[RFC 4/4] docs: arm64: Add help document for pte dirty state management

From: Anshuman Khandual
Date: Fri Jul 07 2023 - 01:34:20 EST


PTE dirty state management is non-trivial on arm64 platform. This document
explains how both software and hardware come together in correctly tracking
PTE ditry state across various page table transactions.

Cc: Catalin Marinas <catalin.marinas@xxxxxxx>
Cc: Will Deacon <will@xxxxxxxxxx>
Cc: Jonathan Corbet <corbet@xxxxxxx>
Cc: linux-arm-kernel@xxxxxxxxxxxxxxxxxxx
Cc: linux-kernel@xxxxxxxxxxxxxxx
Cc: linux-doc@xxxxxxxxxxxxxxx
Signed-off-by: Anshuman Khandual <anshuman.khandual@xxxxxxx>
---
Documentation/arch/arm64/index.rst | 1 +
Documentation/arch/arm64/pte-dirty.rst | 95 ++++++++++++++++++++++++++
2 files changed, 96 insertions(+)
create mode 100644 Documentation/arch/arm64/pte-dirty.rst

diff --git a/Documentation/arch/arm64/index.rst b/Documentation/arch/arm64/index.rst
index d08e924204bf..522f887f2a60 100644
--- a/Documentation/arch/arm64/index.rst
+++ b/Documentation/arch/arm64/index.rst
@@ -22,6 +22,7 @@ ARM64 Architecture
perf
pointer-authentication
ptdump
+ pte-dirty
silicon-errata
sme
sve
diff --git a/Documentation/arch/arm64/pte-dirty.rst b/Documentation/arch/arm64/pte-dirty.rst
new file mode 100644
index 000000000000..a6401696f6a3
--- /dev/null
+++ b/Documentation/arch/arm64/pte-dirty.rst
@@ -0,0 +1,95 @@
+.. SPDX-License-Identifier: GPL-2.0
+=========================================
+Page Table Entry - Dirty State Management
+=========================================
+
+1. Introduction
+---------------
+
+arm64 platform defines pte_dirty() to determine if the pte has been dirtied
+i.e pte has been written info after the previous clean procedure.
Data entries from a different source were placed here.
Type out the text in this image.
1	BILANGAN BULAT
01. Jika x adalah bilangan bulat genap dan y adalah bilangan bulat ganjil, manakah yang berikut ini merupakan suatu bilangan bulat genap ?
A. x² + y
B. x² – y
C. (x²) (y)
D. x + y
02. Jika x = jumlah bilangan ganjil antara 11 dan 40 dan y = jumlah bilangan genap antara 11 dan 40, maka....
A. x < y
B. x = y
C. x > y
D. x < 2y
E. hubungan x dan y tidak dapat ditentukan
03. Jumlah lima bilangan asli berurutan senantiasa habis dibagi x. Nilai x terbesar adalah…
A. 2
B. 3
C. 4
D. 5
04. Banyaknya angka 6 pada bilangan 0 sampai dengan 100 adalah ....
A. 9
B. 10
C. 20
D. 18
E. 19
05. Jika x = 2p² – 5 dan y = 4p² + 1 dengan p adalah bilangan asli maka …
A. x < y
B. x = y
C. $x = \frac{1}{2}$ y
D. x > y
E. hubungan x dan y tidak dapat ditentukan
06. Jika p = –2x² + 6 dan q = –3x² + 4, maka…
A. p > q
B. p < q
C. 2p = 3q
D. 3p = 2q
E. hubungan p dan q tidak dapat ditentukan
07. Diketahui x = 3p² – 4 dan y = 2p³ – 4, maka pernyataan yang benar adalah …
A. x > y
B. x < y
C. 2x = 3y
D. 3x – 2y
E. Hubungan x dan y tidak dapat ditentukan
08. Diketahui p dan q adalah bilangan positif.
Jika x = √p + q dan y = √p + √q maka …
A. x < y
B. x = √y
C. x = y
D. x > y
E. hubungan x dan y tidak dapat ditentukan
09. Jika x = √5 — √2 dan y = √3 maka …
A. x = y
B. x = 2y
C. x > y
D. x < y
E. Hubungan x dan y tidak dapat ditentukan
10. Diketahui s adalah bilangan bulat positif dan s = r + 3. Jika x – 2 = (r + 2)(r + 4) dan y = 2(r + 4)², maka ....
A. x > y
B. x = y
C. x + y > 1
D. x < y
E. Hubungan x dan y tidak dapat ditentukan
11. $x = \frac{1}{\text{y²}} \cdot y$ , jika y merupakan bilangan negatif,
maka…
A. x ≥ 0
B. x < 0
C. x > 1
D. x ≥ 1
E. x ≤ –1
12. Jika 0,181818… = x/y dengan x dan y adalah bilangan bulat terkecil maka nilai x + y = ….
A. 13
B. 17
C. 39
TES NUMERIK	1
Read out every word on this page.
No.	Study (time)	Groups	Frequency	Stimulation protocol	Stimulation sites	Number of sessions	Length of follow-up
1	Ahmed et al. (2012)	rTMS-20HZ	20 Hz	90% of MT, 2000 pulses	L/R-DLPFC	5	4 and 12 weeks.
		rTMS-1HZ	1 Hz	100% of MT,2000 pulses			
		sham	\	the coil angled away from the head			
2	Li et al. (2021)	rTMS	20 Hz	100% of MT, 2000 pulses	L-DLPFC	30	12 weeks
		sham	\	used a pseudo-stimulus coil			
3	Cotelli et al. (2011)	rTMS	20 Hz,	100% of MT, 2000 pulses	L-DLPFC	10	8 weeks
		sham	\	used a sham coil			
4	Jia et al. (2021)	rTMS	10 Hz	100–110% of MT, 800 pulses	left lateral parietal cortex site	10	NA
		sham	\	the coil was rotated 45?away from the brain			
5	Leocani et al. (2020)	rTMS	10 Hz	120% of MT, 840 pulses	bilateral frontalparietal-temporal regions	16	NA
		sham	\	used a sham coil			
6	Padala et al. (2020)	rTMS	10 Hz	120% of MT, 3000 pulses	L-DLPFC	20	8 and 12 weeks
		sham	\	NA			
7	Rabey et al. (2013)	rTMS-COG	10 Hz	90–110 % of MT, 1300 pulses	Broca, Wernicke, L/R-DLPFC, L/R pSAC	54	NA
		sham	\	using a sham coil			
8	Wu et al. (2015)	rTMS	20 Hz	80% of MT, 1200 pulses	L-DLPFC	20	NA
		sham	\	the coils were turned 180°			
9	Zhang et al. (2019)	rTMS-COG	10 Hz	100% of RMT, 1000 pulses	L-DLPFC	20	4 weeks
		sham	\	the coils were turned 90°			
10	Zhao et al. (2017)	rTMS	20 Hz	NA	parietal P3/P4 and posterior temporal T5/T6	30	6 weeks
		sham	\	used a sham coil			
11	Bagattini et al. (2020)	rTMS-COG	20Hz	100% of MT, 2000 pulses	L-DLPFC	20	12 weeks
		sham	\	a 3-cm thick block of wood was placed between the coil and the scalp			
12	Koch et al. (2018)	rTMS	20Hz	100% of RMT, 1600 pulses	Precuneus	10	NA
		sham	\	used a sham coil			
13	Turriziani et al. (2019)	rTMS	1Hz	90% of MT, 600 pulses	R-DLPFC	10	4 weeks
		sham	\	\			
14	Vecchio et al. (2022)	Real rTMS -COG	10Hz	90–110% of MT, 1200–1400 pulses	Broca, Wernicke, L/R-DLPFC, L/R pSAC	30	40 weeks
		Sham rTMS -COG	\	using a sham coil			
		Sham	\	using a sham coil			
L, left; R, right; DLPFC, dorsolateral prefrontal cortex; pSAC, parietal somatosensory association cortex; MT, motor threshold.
The dirty
+state tracking could be achieved, either via software or hardware pte dirty
+bit mechanism. On arm64 platform, pte_dirty() is implemented utilizing both
+software and hardware dirty bits, making it non intuitive unlike many other
+platforms.
+
+2. PTE Dirty Bits (SW and HW)
+-----------------------------
+Following are relevant PTE bit positions for dirty state tracking.
+
+- PTE_DIRTY is a software bit (55) in the PTE
+- PTE_RDONLY is a hardware bit (7) in the PTE
+- PTE_DBM is a hardware bit (51) in the PTE
+- PTE_WRITE is a hardware bit (51) in the PTE - share position with PTE_DBM
+
+3. PTE Dirty State Tracking
+---------------------------
+Without ARM64_HW_AFDBM enabled, PTE dirty state is tracked only in the SW.
+PTE is marked read-only in HW, subsequent write access generates page fault
+which can update the SW dirty bit and clear the read-only access in HW.
+
+With ARM64_HW_AFDBM enabled, PTE dirty state is tracked both in SW and HW.
+PTE is marked read-only in HW while also enabling DBM tracking. Any write
+access will clear the read-only bit while also preventing a page fault. As
+PTE_DBM and PTE_WRITE share the same bit position, a dirty non-writable PTE
+state cannot be tracked in hardware. This in turn necessitates dirty state
+tracking (ARM64_HW_AFDBM enabled) to accommodate both software and hardware
+PTE bits. This helps in avoiding a runtime check for ARM64_HW_AFDBM feature
+being enabled on a given implementation.
+
+Testing and clearing PTE dirty state is relatively simple -
+
+#define pte_hw_dirty(pte) (pte_write(pte) && !pte_rdonly(pte))
+#define pte_sw_dirty(pte) (!!(pte_val(pte) & PTE_DIRTY))
+#define pte_dirty(pte) (pte_sw_dirty(pte) || pte_hw_dirty(pte))
+
+static inline pte_t pte_mkclean(pte_t pte)
+{
+ /*
+ * Subsequent call to pte_hw_clr_dirty() is not required
+ * because pte_sw_clr_dirty() in turn does that as well.
+ */
+ return pte_sw_clr_dirty(pte);
+}
+
+But marking a dirty state, creating a write protected entry etc now becomes
+bit non-trivial in hardware. as PTE_RDONLY bit could only be cleared if the
+write bit is also set.
+
+static inline pte_t pte_hw_mkdirty(pte_t pte)
+{
+ if (pte_write(pte))
+ return clear_pte_bit(pte, __pgprot(PTE_RDONLY));
+
+ return pte;
+}
+
+Hence marking a dirty state triggers marking both SW and HW dirty bits, so
+that if the HW suppoprt is unavailable or insufficient (dirty non-writable)
+, SW mechanism would still put it in a dirty state.
+
+static inline pte_t pte_mkdirty(pte_t pte)
+{
+ pte = pte_sw_mkdirty(pte);
+ pte = pte_hw_mkdirty(pte);
+ return pte;
+}
+
+4. Preserving PTE HW Dirty State
+--------------------------------
+If for some reason HW dirty bits (PTE_WRITE, PTE_RDONLY) need to be cleared
+the dirty state must be transferred as SW dirty bit ensuring persistence of
+the dirty state across the operation.
+
+static inline pte_t pte_modify(pte_t pte, pgprot_t newprot)
+{
+ .....
+ pte = pte_preserve_hw_dirty(pte_t pte);
+ .....
+}
+
+static inline pte_t pte_wrprotect(pte_t pte)
+{
+ pte = pte_preserve_hw_dirty(pte_t pte);
+ .....
+}
--
2.30.2